The issue is that the very nature of progressives, being humanist in nature if not in name, is that they tend to take "First Do No Harm" as a baseline. Even self-proclaimed "fighting liberals" like the beloved and much-missed Gilly took the fight only to those who were causing harm and deserved to be rhetorically threshed and politically sidelined. Regressive conservatives don't care who they steamroller as long as the result suits them. This is why Democratic politicians try to find consensus even as the Republicans wilfully double down on the crazy - because the former care what's at stake and the latter clearly do not. Combine this fundamental drive with the woeful financial situation and the aggressive antagonism of the right-wing media and you have your answer.
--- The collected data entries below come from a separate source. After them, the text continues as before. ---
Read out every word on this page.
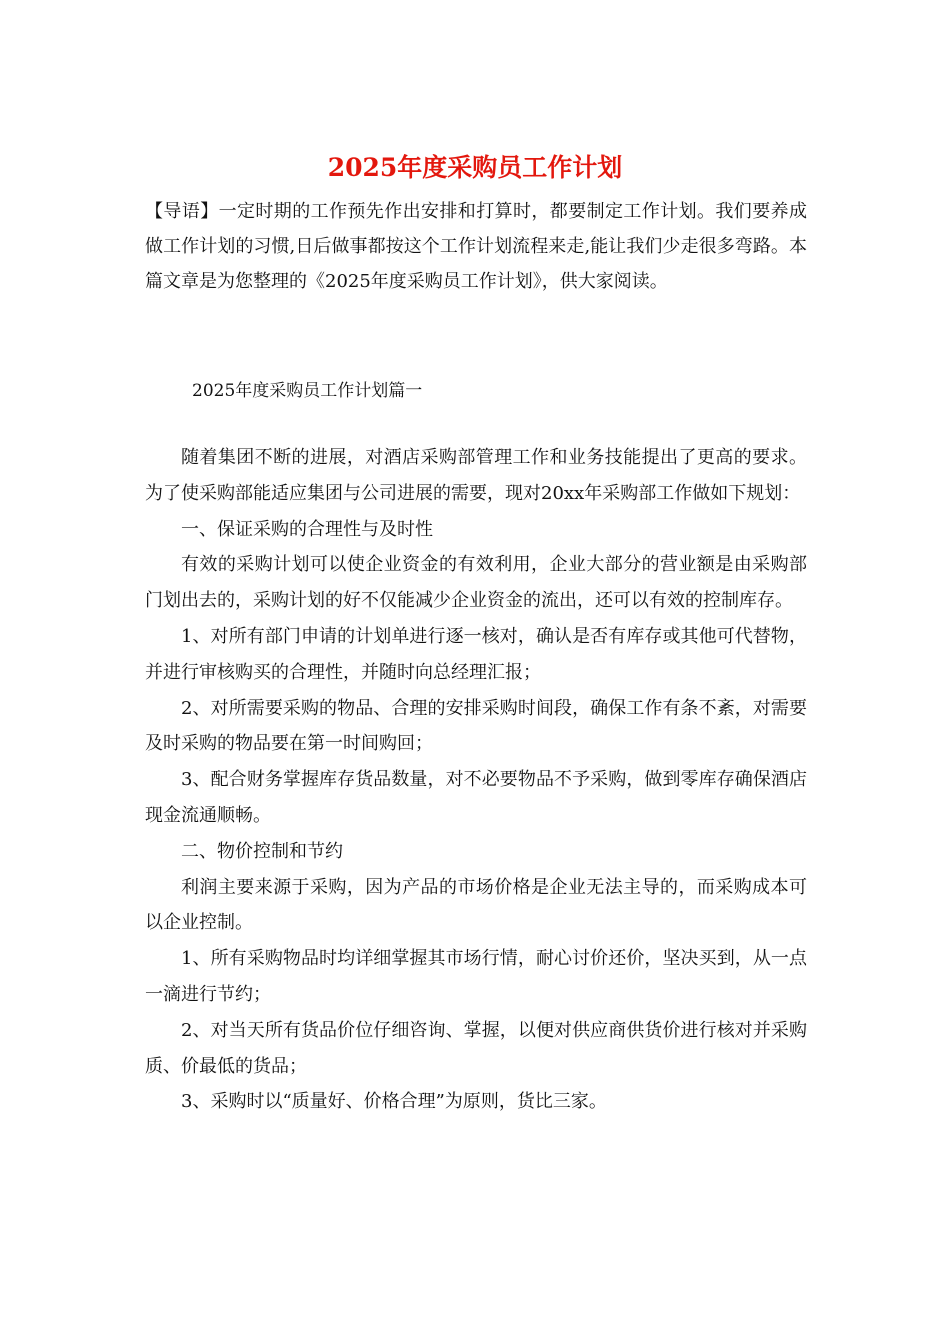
2025年度采购员工作计划
【导语】一定时期的工作预先作出安排和打算时，都要制定工作计划。我们要养成做工作计划的习惯,日后做事都按这个工作计划流程来走,能让我们少走很多弯路。本篇文章是为您整理的《2025年度采购员工作计划》，供大家阅读。
2025年度采购员工作计划篇一

随着集团不断的进展，对酒店采购部管理工作和业务技能提出了更高的要求。为了使采购部能适应集团与公司进展的需要，现对20xx年采购部工作做如下规划：

一、保证采购的合理性与及时性

有效的采购计划可以使企业资金的有效利用，企业大部分的营业额是由采购部门划出去的，采购计划的好不仅能减少企业资金的流出，还可以有效的控制库存。

1、对所有部门申请的计划单进行逐一核对，确认是否有库存或其他可代替物，并进行审核购买的合理性，并随时向总经理汇报；

2、对所需要采购的物品、合理的安排采购时间段，确保工作有条不紊，对需要及时采购的物品要在第一时间购回；

3、配合财务掌握库存货品数量，对不必要物品不予采购，做到零库存确保酒店现金流通顺畅。

二、物价控制和节约

利润主要来源于采购，因为产品的市场价格是企业无法主导的，而采购成本可以企业控制。

1、所有采购物品时均详细掌握其市场行情，耐心讨价还价，坚决买到，从一点一滴进行节约；

2、对当天所有货品价位仔细咨询、掌握，以便对供应商供货价进行核对并采购质、价最低的货品；

3、采购时以“质量好、价格合理”为原则，货比三家。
Yes it's frustrating, but it may bring some comfort to remember Aesop's tortoise and hare. Push too far too soon and you'll get cocky and lose (which is particularly true of the previous administration). Slow and sure is the way...

Jasper said...

Fair points all around.

I have the Gilliard Doctrine tattooed on my heart and it's probably among the chief reasons reason I haven't checked out of the game.

bluepillnation said...

Thank you sir.

Steve Gilliard was an exceptionally talented and visceral writer, and he was also a very concise and precise wordsmith. In the paean to being a "fighting liberal" that we all know and love he used the phrase:

"I want to stop them".

He didn't want to kill, annihilate, crush, dismember, maim or hurt them in a physical sense - even as he pointed out how destructive and morally bankrupt they and their creed were, and I like to think that was because he knew in his heart that to cross that line would be to become like them, and make any eventual victory over them an empty, pyrrhic one.